Dr. Kilburn noted that this Award serves as a major step in transitioning the University into an emerging research institution. 

“We are excited about this investment by the DoD in TAMIU, and hope to leverage this support to obtain more external funding to enhance our research infrastructure,” said Kilburn. 

Each researcher's work focuses on a different topic, ranging from underground oil and gas energies, implantable medical devices, micro and nanomaterials for energy and sensing applications, systems of equations, environmental sustainability, among others. 

Dr. Jorgensen, a co-investigator, will utilize these resources to help fuel and accelerate her ongoing research quantum chemistry. 

“In the proposed research, my research group will investigate cyclic and caged nitramine compounds, which have increased nitrogen to carbon ratio, allowing for a decrease in soot and smoke production,” explained Jorgensen,“This leads to longer weapon lifetimes and smokeless combustion, which is of great interest to the DoD.” 

For additional information, contact Tobin at 956.326.2417, email ktobin@tamiu.edu or visit offices in the Lamar Bruni Vergara Science Center, room 346.

Information, including opportunities for students internships,  is also available online at www.tamiu.edu/cees.

Throughout this year, TAMIU is celebrating its 50th anniversary and its 25th  anniversary at its north Laredo campus.  A dedicated website shares the University’s transformation from a hybrid upper-level university to a full doctoral degree-granting University with over 29,000 alumni worldwide. The website traces the University’s history, shares its impact in personal stories, and includes a calendar of Anniversary events and more at tamiu.edu/50.

For additional information, contact the TAMIU Office of Public Relations, Marketing and Information Services at 956.326.2180, email prmis@tamiu.edu, click on tamiu.edu or visit offices in the Sue and Radcliffe Killam Library, room 268.


grant award photo
Celebrating news of funding for TAMIU's STEM Program are, left to right, Dr. John Kilburn, TAMIU associate vice president for Sponsored Projects and Research; Congressman Henry Cuellar; TAMIU co-investigators Dr. Runchang Lin, professor of Mathematics; Dr.
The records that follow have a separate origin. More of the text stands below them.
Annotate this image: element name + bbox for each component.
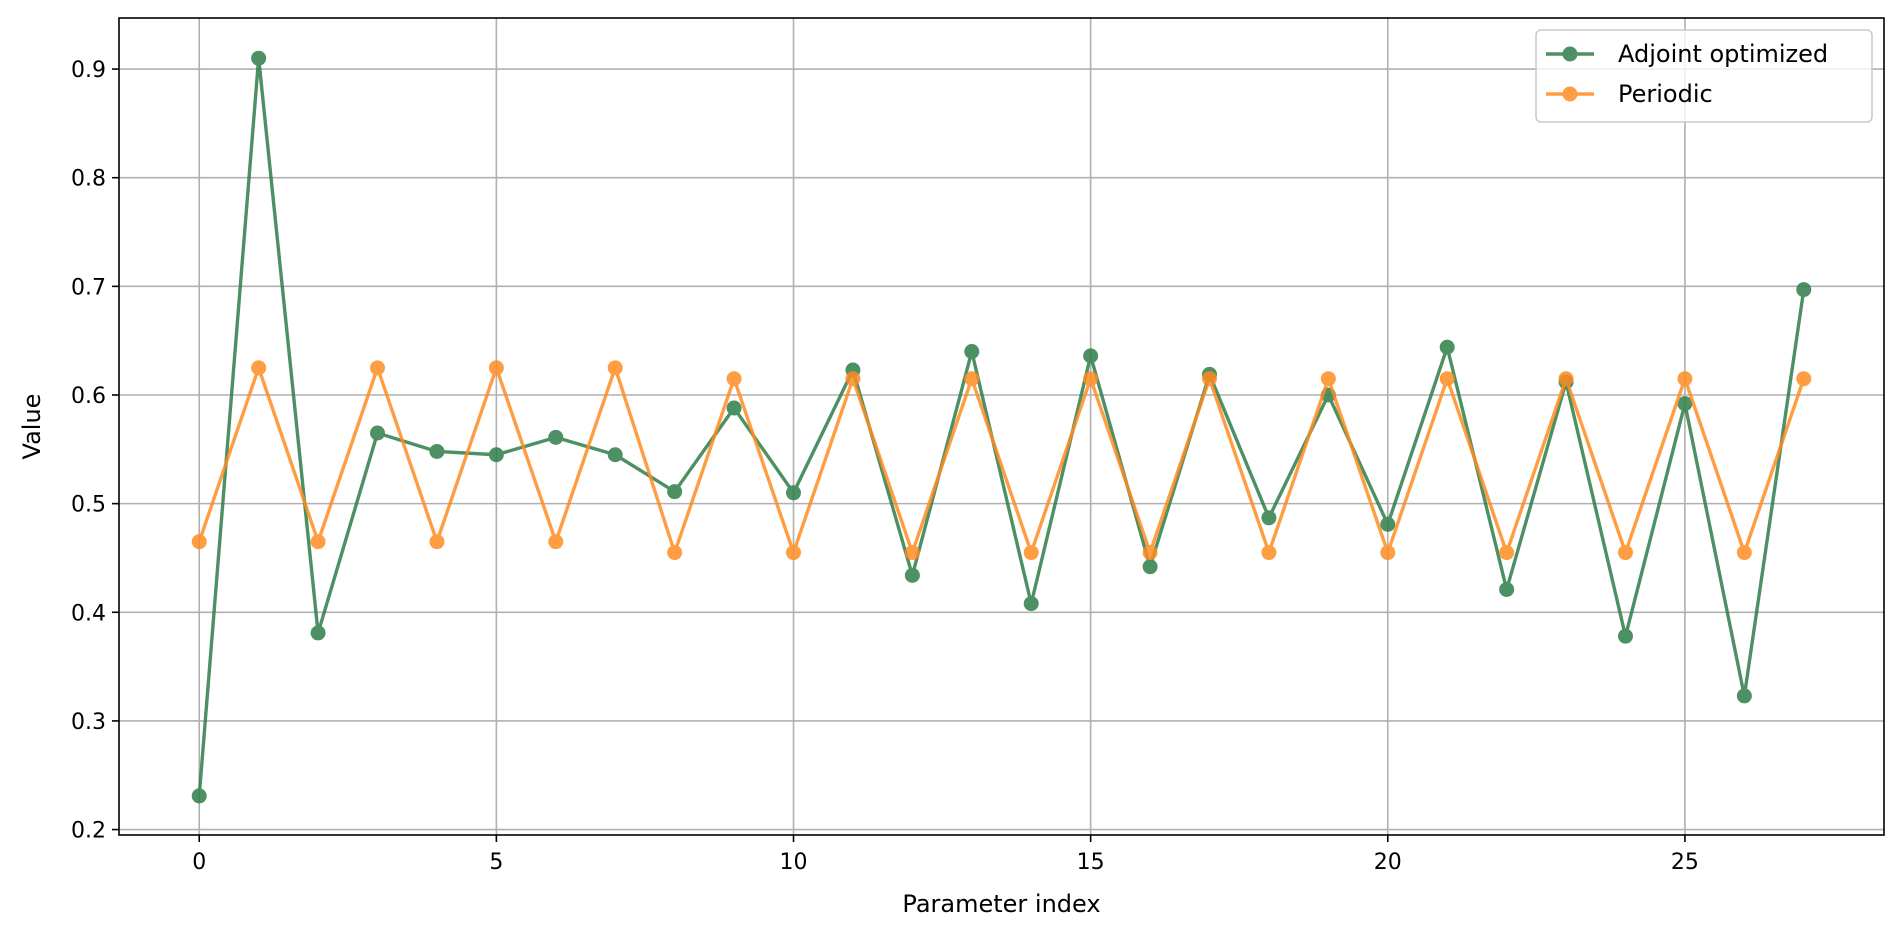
- data-point: [786, 545, 802, 561]
- legend: Adjoint optimized Periodic: [1535, 29, 1873, 123]
- data-point: [1677, 371, 1693, 387]
- data-point: [251, 50, 267, 66]
- data-point: [607, 360, 623, 376]
- y-tick-label: 0.6: [71, 384, 106, 409]
- data-point: [429, 443, 445, 459]
- series-2: [191, 360, 1812, 561]
- series-layer: [191, 50, 1812, 804]
- data-point: [191, 788, 207, 804]
- data-point: [1201, 371, 1217, 387]
- data-point: [1142, 559, 1158, 575]
- data-point: [726, 400, 742, 416]
- data-point: [310, 625, 326, 641]
- y-axis-label: Value: [18, 394, 46, 460]
- data-point: [1677, 396, 1693, 412]
- data-point: [964, 371, 980, 387]
- y-tick-label: 0.2: [71, 819, 106, 844]
- data-point: [786, 485, 802, 501]
- data-point: [1023, 596, 1039, 612]
- data-point: [1439, 371, 1455, 387]
- data-point: [1320, 371, 1336, 387]
- data-point: [667, 484, 683, 500]
- y-tick-label: 0.8: [71, 167, 106, 192]
- y-tick-label: 0.5: [71, 493, 106, 518]
- data-point: [310, 534, 326, 550]
- data-point: [1617, 545, 1633, 561]
- y-tick-label: 0.9: [71, 58, 106, 83]
- data-point: [548, 429, 564, 445]
- data-point: [1142, 545, 1158, 561]
- data-point: [1499, 545, 1515, 561]
- data-point: [251, 360, 267, 376]
- data-point: [1796, 282, 1812, 298]
- x-tick-label: 20: [1374, 850, 1402, 875]
- ticks: 0 5 10 15 20 25 0.2 0.3 0.4 0.5 0.6 0.7 0.8 0.9: [71, 58, 1699, 875]
- x-tick-label: 5: [489, 850, 503, 875]
- data-point: [607, 447, 623, 463]
- data-point: [488, 447, 504, 463]
- data-point: [548, 534, 564, 550]
- y-tick-label: 0.4: [71, 601, 106, 626]
- data-point: [429, 534, 445, 550]
- data-point: [1023, 545, 1039, 561]
- y-tick-label: 0.7: [71, 275, 106, 300]
- data-point: [904, 567, 920, 583]
- data-point: [1380, 516, 1396, 532]
- data-point: [1796, 371, 1812, 387]
- data-point: [1499, 581, 1515, 597]
- data-point: [726, 371, 742, 387]
- legend-label: Adjoint optimized: [1618, 40, 1828, 68]
- legend-item: [1546, 86, 1594, 102]
- data-point: [1736, 545, 1752, 561]
- plot-frame: [118, 17, 1885, 836]
- legend-label: Periodic: [1618, 80, 1713, 108]
- data-point: [1439, 339, 1455, 355]
- data-point: [1380, 545, 1396, 561]
- data-point: [1617, 628, 1633, 644]
- series-line: [197, 366, 1806, 555]
- data-point: [370, 360, 386, 376]
- x-tick-label: 0: [192, 850, 206, 875]
- legend-item: [1546, 46, 1594, 62]
- x-tick-label: 15: [1077, 850, 1105, 875]
- legend-swatch-marker: [1562, 86, 1578, 102]
- data-point: [1261, 510, 1277, 526]
- data-point: [667, 545, 683, 561]
- data-point: [191, 534, 207, 550]
- x-tick-label: 10: [780, 850, 808, 875]
- data-point: [1261, 545, 1277, 561]
- data-point: [845, 371, 861, 387]
- data-point: [1736, 688, 1752, 704]
- data-point: [1083, 348, 1099, 364]
- data-point: [370, 425, 386, 441]
- y-tick-label: 0.3: [71, 710, 106, 735]
- x-axis-label: Parameter index: [902, 890, 1100, 918]
- data-point: [1083, 371, 1099, 387]
- legend-box: [1535, 29, 1873, 123]
- data-point: [1558, 371, 1574, 387]
- legend-swatch-marker: [1562, 46, 1578, 62]
- data-point: [964, 344, 980, 360]
- data-point: [904, 545, 920, 561]
- x-tick-label: 25: [1671, 850, 1699, 875]
- data-point: [488, 360, 504, 376]
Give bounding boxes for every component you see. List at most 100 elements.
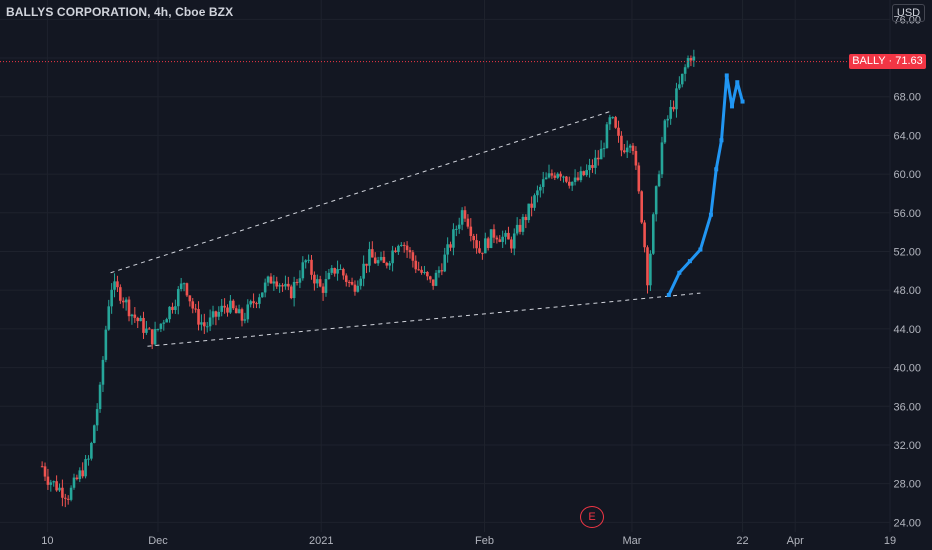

Mónica Mendez, associate professor of Biology; Dr. Kameron Jorgensen, associate professor of Chemistry; Dr. Deepak Ganta, assistant professor of Engineering;  Dr. Pablo Arenaz, president; Anne Frey, associate director of Grant Development and Celeste Kidd, research associate. Not pictured areTAMIU professor of Geology, Dr. Ken Tobin, and Dr. Marvin Bennett, associate professor of Geology.